Et puis, il y avait des choses tristes et claires, comme si Aless parlait de ce qui le touchait, que la route était difficile et longue, que son cheval était las, il râlait, et personne ne savait où se trouvait le havre; mais quelque part au loin, de l’autre côté de la forêt, on entendait chanter une chanson, et on reprenait son souffle; s’il n’y avait pas eu de chanson, le cheval serait tombé et ne serait jamais arrivé à destination, et maintenant il arriverait. Où? Pourquoi faire? N’importe. Pourvu qu’on ait foi. En quoi? Elle ne savait pas bien elle-même en quoi devait-elle avoir la foi, jusqu’à cette minute elle n’y avait pas pensé sérieusement. Et ces vers, si étranges, peu compréhensibles, l’avaient fait réfléchir. En réalité, en quoi ou en qui devait-elle avoir la foi? En Dieu? En Staline? En ce trompette inconnu qui donnerait le signal pour faire lever le peuple?
Elle avait dû prononcer quelque chose ou elle avait réfléchi à haute voix, ou bien son regard était devenu inhabituel, parce qu’Aless tout à
coup cessa la lecture et l’examina attentivement — Lis, Sacha, dit-elle, remuant les lèvres qui s’étaient desséchées comme si elle avait de la fièvre.

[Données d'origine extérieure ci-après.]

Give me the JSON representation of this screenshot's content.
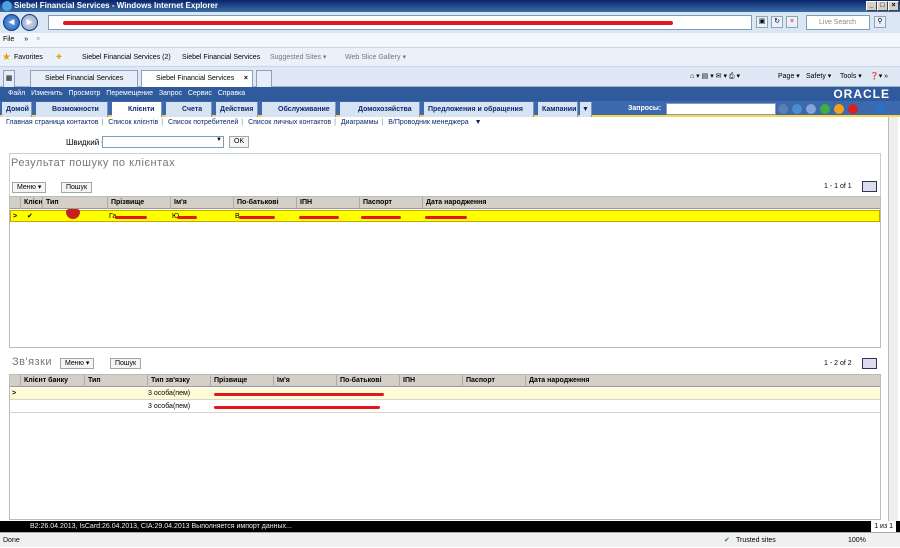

— Tu aimes ça? demanda-t-il avec joie.
Olga tressaillit: sa conduite était si étrange et si innabituelle! C’est lui qui pouvait se passionner pour la poésie, un jeune homme intelligent, sa mère était une institutrice, tandis qu’elle, non, c’était drôle, dans sa situation, d’être profondément émue par ces vers. Tiens, ils l’avaient troublée à faire vibrer son âme, elle avait même failli pleurer. Non, cette veulerie n’était pas pour elle, il aurait suffi de faire preuve de quelque faiblesse et on était prêt à te dévorer, parce que c’étaient des loups qui l’entouraient, et on apprend à hurler avec les loups, à montrer ses dents comme elle le faisait avec les policiers, non, elle ne devait pas voleter et chanter comme un rossignol.